Your squad of three Operators aren't supposed to hunker down for weeks with a Netflix subscription and an endless supply of snacks. Their mission is to enter Rainbow Six Extraction's alien-infested zones, complete their assigned tasks, and get the hell out of dodge before things start to turn sideways.
And believe me, having now spent a significant amount of time exploring those zones for myself, I can assure you that no one would want to spend a single minute of quarantine within them, even if it meant getting to enjoy a two week holiday in Seychelles.
"We wanted a name that better reflected where the game had gotten to," says game designer Alicia Fortier of the project's new moniker. "The aim was to make something that is riffing off of the Rainbow Six universe, but in a completely new angle than what people are used to."
Name of the game
Set several years after the events of Siege's competitive showdowns, Rainbow Six Extraction imagines a future where aliens have superseded terrorists as enemy number one for Team Rainbow. A parasitic extra-terrestrial force known as the Archæans have spread across the planet, and it's up to our team of elite Operators to put an end to the outbreak.
You'll do so by heading into their nests and completing up to three randomly assigned objectives of escalating difficulty, which can range from luring an Elite enemy back to base for research purposes, to destroying their bioorganic infrastructure with some well-placed C4. After completing each objective, however, you'll need to make a decision to either to begin the next, or exfiltrate out of the zone with your life still intact. That choice folds a risk-reward dimension into play that echoes a similar structure to Call of Duty's recent Zombies modes, especially as both health, ammo, and Operator abilities are far from infinite, with only a few opportunities to resupply between objectives.

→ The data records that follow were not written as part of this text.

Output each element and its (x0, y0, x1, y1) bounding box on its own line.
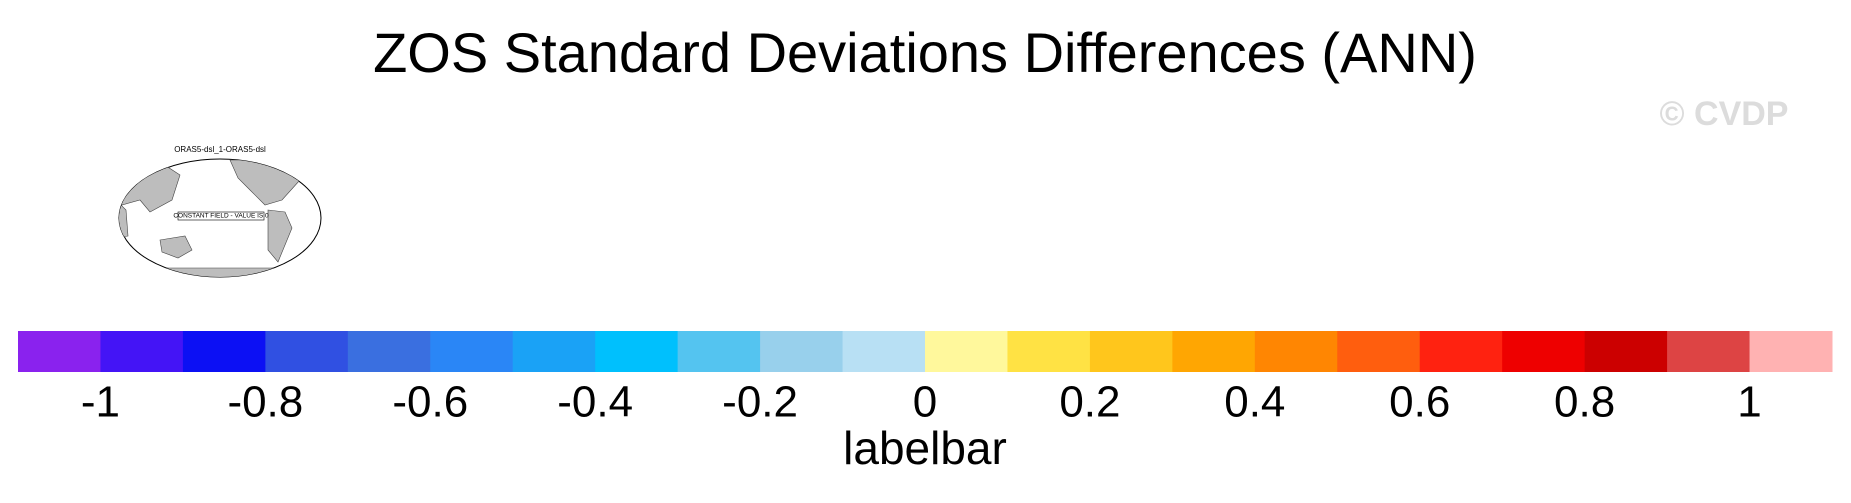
colorbar-box (1172, 331, 1256, 372)
colorbar-box (347, 331, 431, 372)
tick-label: -0.8 (227, 378, 303, 427)
colorbar-box (760, 331, 844, 372)
panel-title: ORAS5-dsl_1-ORAS5-dsl (174, 145, 266, 154)
colorbar-box (18, 331, 101, 372)
colorbar-box (1749, 331, 1833, 372)
tick-label: 0.6 (1389, 378, 1450, 427)
colorbar-box (1337, 331, 1421, 372)
colorbar-box (512, 331, 596, 372)
colorbar-box (1089, 331, 1173, 372)
tick-label: 0.8 (1554, 378, 1615, 427)
colorbar-box (925, 331, 1008, 372)
tick-label: 0.2 (1059, 378, 1120, 427)
map-panel: ORAS5-dsl_1-ORAS5-dsl CONSTANT FIELD - V… (118, 145, 322, 278)
colorbar-box (430, 331, 514, 372)
colorbar-label: labelbar (843, 422, 1007, 474)
tick-label: -0.4 (557, 378, 633, 427)
colorbar-box (1667, 331, 1751, 372)
panel-message: CONSTANT FIELD - VALUE IS 0 (173, 213, 269, 220)
tick-label: 0.4 (1224, 378, 1285, 427)
colorbar-box (1254, 331, 1338, 372)
figure-title: ZOS Standard Deviations Differences (ANN… (373, 21, 1477, 84)
colorbar-box (100, 331, 184, 372)
colorbar-box (1419, 331, 1503, 372)
tick-label: -1 (81, 378, 120, 427)
colorbar-box (182, 331, 266, 372)
colorbar-box (1502, 331, 1586, 372)
tick-label: 0 (913, 378, 937, 427)
panel-message-box (177, 211, 265, 221)
colorbar-box (1007, 331, 1091, 372)
colorbar-box (842, 331, 926, 372)
tick-label: 1 (1737, 378, 1761, 427)
tick-label: -0.2 (722, 378, 798, 427)
colorbar-box (677, 331, 761, 372)
tick-label: -0.6 (392, 378, 468, 427)
colorbar-box (595, 331, 679, 372)
colorbar-box (1584, 331, 1668, 372)
colorbar-box (265, 331, 349, 372)
watermark: © CVDP (1660, 95, 1789, 133)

One of the more interesting variants on those objectives borrows ideas from an unlikely source in the form of the XCOM series. Should your Operator fall in the quarantine zone, and your teammates fail to haul your body back to the exil point, they'll become Missing in Action, and you won't be able to play as them again until you rescue them from the map in which they were downed. This rescue mission will take the form of an objective all of its own, as you attempt to pry the Operators comatose body from an eldritch Archæan tree before their life source is drained completely.

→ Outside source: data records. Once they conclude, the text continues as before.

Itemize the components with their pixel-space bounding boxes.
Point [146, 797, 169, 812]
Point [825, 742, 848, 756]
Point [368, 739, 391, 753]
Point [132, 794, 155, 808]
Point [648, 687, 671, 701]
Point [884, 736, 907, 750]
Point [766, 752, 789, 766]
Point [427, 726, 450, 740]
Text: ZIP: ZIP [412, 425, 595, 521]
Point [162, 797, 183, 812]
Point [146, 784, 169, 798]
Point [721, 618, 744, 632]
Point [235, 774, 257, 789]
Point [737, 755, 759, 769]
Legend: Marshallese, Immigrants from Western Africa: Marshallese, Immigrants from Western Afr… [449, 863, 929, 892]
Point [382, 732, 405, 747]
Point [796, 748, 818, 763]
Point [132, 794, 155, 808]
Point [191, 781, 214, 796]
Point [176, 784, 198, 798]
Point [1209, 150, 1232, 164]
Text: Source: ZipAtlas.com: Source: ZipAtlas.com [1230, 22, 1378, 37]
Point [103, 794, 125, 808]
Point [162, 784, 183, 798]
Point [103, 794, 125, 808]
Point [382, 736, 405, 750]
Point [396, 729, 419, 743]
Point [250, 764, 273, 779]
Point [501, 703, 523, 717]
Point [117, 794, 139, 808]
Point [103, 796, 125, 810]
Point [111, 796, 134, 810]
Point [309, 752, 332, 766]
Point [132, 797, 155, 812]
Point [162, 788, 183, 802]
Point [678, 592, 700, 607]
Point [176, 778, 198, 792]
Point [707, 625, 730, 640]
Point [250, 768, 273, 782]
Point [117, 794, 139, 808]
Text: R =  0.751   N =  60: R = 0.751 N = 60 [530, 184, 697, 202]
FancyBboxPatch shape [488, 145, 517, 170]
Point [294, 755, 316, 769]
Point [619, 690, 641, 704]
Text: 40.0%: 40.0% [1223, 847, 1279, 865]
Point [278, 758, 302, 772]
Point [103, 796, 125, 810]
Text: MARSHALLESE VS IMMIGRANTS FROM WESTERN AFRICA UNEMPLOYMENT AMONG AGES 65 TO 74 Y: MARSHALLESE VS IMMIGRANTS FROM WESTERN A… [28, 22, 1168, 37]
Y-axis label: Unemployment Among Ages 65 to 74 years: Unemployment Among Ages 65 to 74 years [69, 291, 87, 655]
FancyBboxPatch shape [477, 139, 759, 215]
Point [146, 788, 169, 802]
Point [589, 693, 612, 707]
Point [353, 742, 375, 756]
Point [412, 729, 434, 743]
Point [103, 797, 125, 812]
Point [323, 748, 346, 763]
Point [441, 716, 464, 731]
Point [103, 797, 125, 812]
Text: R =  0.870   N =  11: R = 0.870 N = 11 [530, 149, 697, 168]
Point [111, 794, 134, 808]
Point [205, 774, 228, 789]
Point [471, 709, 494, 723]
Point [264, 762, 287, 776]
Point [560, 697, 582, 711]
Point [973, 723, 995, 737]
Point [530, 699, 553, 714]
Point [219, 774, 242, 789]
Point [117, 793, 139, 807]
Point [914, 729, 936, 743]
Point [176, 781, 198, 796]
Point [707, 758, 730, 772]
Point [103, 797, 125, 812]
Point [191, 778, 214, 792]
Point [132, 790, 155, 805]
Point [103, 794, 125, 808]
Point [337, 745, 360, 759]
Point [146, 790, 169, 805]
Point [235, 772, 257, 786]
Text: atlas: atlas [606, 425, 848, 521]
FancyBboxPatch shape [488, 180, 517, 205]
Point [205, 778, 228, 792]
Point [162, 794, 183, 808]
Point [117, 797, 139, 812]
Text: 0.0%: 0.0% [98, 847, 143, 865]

While Extraction won't ever kill your Operators permanently, as can be the case in XCOM, this more lasting penalty for failure raises the stakes of each mission, encouraging more cautious, considered, co-operative runs amongst squads, where every life really does count. Fortier does explain, however, that an in-game failsafe assures you'll always have someone to play as, so as to prevent losing all of your Operators until there's no one left to save them.
"The Missing in Action system is really crucial to creating that sense of tension within the game," she continues. "We wanted to make sure that this was the sort of co-op game that still felt fair, but you feel like there's a risk, as though you're putting it all on the line, and whether you succeed or not is deserved based on the actions you took in the match. It's something that was really important to our game loop. But we had to be really mindful about how we implemented it."

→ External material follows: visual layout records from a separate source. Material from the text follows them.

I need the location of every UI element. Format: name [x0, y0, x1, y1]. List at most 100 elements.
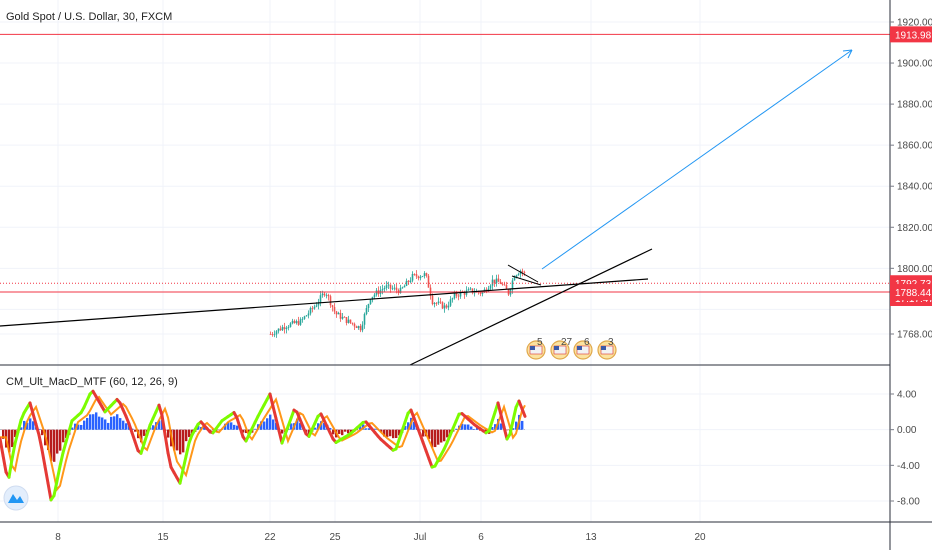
macd-histogram-bar: [431, 429, 434, 448]
macd-line-segment: [487, 420, 494, 433]
macd-histogram-bar: [125, 423, 128, 430]
macd-line-segment: [163, 432, 170, 455]
macd-line-segment: [43, 464, 50, 485]
event-badge[interactable]: 27: [550, 337, 573, 360]
macd-histogram-bar: [275, 422, 278, 430]
price-tags: 1913.981792.7317:17:471788.44: [890, 26, 932, 306]
macd-line-segment: [64, 429, 71, 444]
macd-histogram-bar: [386, 429, 389, 437]
flag-line-bottom[interactable]: [511, 275, 542, 286]
macd-histogram-bar: [86, 417, 89, 430]
candle-body: [449, 299, 452, 306]
time-tick-label: 25: [329, 532, 341, 543]
macd-line-segment: [160, 413, 167, 436]
macd-histogram-bar: [74, 423, 77, 430]
macd-histogram-bar: [446, 429, 449, 438]
candle-body: [269, 334, 272, 335]
candle-body: [331, 305, 334, 308]
candle-body: [347, 319, 350, 323]
macd-histogram-bar: [32, 421, 35, 430]
candle-body: [291, 320, 294, 324]
macd-histogram-bar: [179, 429, 182, 455]
trendline-support[interactable]: [409, 248, 653, 366]
candle-body: [459, 292, 462, 297]
candle-body: [431, 295, 434, 305]
macd-line-segment: [16, 418, 23, 434]
event-badge[interactable]: 6: [573, 337, 593, 360]
macd-histogram-bar: [383, 429, 386, 437]
macd-histogram-bar: [290, 423, 293, 430]
candle-body: [455, 293, 458, 296]
arrow-head-icon: [842, 49, 853, 59]
candle-body: [395, 287, 398, 291]
flag-line-top[interactable]: [507, 264, 539, 283]
macd-histogram-bar: [314, 427, 317, 430]
macd-histogram-bar: [140, 429, 143, 443]
event-badge[interactable]: 5: [526, 337, 546, 360]
macd-histogram-bar: [71, 427, 74, 430]
macd-histogram-bar: [428, 429, 431, 439]
candle-body: [301, 318, 304, 320]
macd-tick-label: 0.00: [897, 425, 917, 436]
candle-body: [493, 279, 496, 284]
candle-body: [471, 288, 474, 293]
price-axis[interactable]: 1920.00 1900.00 1880.00 1860.00 1840.00 1820.…: [890, 18, 932, 341]
macd-histogram-bar: [182, 429, 185, 453]
candle-body: [335, 311, 338, 315]
candle-body: [339, 312, 342, 319]
us-flag-canton-icon: [601, 346, 606, 350]
candle-body: [479, 292, 482, 294]
projection-arrow[interactable]: [541, 49, 853, 270]
event-badge[interactable]: 3: [597, 337, 617, 360]
candle-body: [343, 316, 346, 318]
macd-line-segment: [52, 479, 59, 498]
candle-body: [421, 275, 424, 277]
candle-body: [381, 289, 384, 291]
time-tick-label: 6: [478, 532, 484, 543]
event-badges[interactable]: 5 27 6 3: [526, 337, 617, 360]
macd-line-segment: [28, 401, 35, 416]
macd-line-segment: [397, 429, 404, 442]
macd-histogram-bar: [404, 426, 407, 430]
macd-histogram-bar: [281, 429, 284, 434]
macd-line-segment: [394, 438, 401, 451]
candle-body: [415, 274, 418, 277]
us-flag-canton-icon: [554, 346, 559, 350]
candle-body: [521, 270, 524, 273]
macd-line-segment: [499, 413, 506, 429]
candle-body: [433, 303, 436, 305]
candle-body: [313, 306, 316, 309]
macd-histogram-bar: [158, 420, 161, 430]
macd-histogram-bar: [122, 420, 125, 430]
macd-histogram-bar: [89, 414, 92, 430]
macd-histogram-bar: [80, 424, 83, 430]
candle-body: [453, 293, 456, 299]
candle-body: [439, 301, 442, 303]
tradingview-logo-icon[interactable]: [3, 485, 29, 511]
macd-histogram-bar: [359, 425, 362, 430]
candle-body: [367, 304, 370, 309]
candle-body: [281, 327, 284, 331]
candle-body: [513, 277, 516, 281]
macd-tick-label: -4.00: [897, 461, 920, 472]
macd-histogram-bar: [8, 429, 11, 453]
macd-histogram-bar: [95, 412, 98, 430]
trendline-resistance[interactable]: [0, 278, 649, 327]
macd-line-segment: [0, 437, 5, 457]
time-axis[interactable]: 8 15 22 25 Jul 6 13 20: [55, 532, 706, 543]
candle-body: [409, 280, 412, 282]
trendlines[interactable]: [0, 49, 853, 366]
price-lines: [0, 33, 890, 293]
event-badge-label: 3: [608, 337, 614, 348]
macd-histogram-bar: [269, 414, 272, 430]
price-tick-label: 1840.00: [897, 182, 932, 193]
macd-histogram-bar: [116, 414, 119, 430]
macd-line-segment: [496, 401, 503, 417]
candle-body: [481, 292, 484, 294]
candle-body: [501, 283, 504, 285]
price-tag-label: 1913.98: [895, 30, 932, 41]
macd-axis[interactable]: 4.00 0.00 -4.00 -8.00: [890, 390, 920, 508]
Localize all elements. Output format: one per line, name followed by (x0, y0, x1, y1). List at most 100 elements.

And the more Operators you have at your disposal, the better, as team composition in Extraction is as critical as it is in Siege. A number of familiar faces, such as Sledge and Hibana, are still enlisted in Extraction's future timeline, but Ubisoft Montreal has also introduced new Operators specifically designed around the game's co-op, PvE focus. "It's a good introduction to the Rainbow Six universe," says Fortier of Extraction's cast of super skilled soldiers, "but it's also a great attraction for existing Siege players."
No room for error
For those teams that do make it to the third and final objective in Extraction's levels, don't expect a cakewalk. Ubisoft Montreal has intentionally designed a shooter that places a premium on survival, as opposed to power fantasies. Take Sprawl; a calcifying slime which coats the floors, walls, and ceilings of environments in real time, slowing any players and buffing any Archæans who come into contact with it. Players can shoot at the Sprawl to push back against its spread and carve out paths for themselves, but it doesn't take long for entire rooms to be covered in the stuff if you're not careful, creating hellish situations where you're not sure whether to shoot at the goo beneath your feet, or the hordes running headfirst towards your friends.
"We designed Sprawl to be a really dynamic system," explains Fortier. "It considers where the enemies are going to be spawning, it reacts when it's shot, and it has implications on gameplay for both your squad and the AI. Working on the Sprawl has opened a million doors that are way more complicated than you first expect, especially in a game that has destruction, but our tech team really worked hard to carry that through and bring it to the best level of experience."
Ubisoft Montreal hopes to be able to support Rainbow Six Extraction with new content and updates well beyond its launch day later this year. While my hands-on makes it hard to know whether the game holds the same degree of replay value as its Siege counterpart, the ongoing legacy of that live service proves that Ubisoft knows what it's doing when it comes to giving Team Rainbow plenty of new things to do.
Fortier isn't able to give specifics of what that might look like for Extraction, as the team is simply focused on preparing Extraction for launch in the not-too-distant future. After almost two years of radio silence, she says, the team at Ubisoft Montreal couldn't be more excited to finally show what it's been cooking up: "We're lucky enough to have a group of players who are really, really excited for this new experience; people who are very much hungry for a co-op. PvE Rainbow Six game. We're very happy to be able to deliver this to that audience."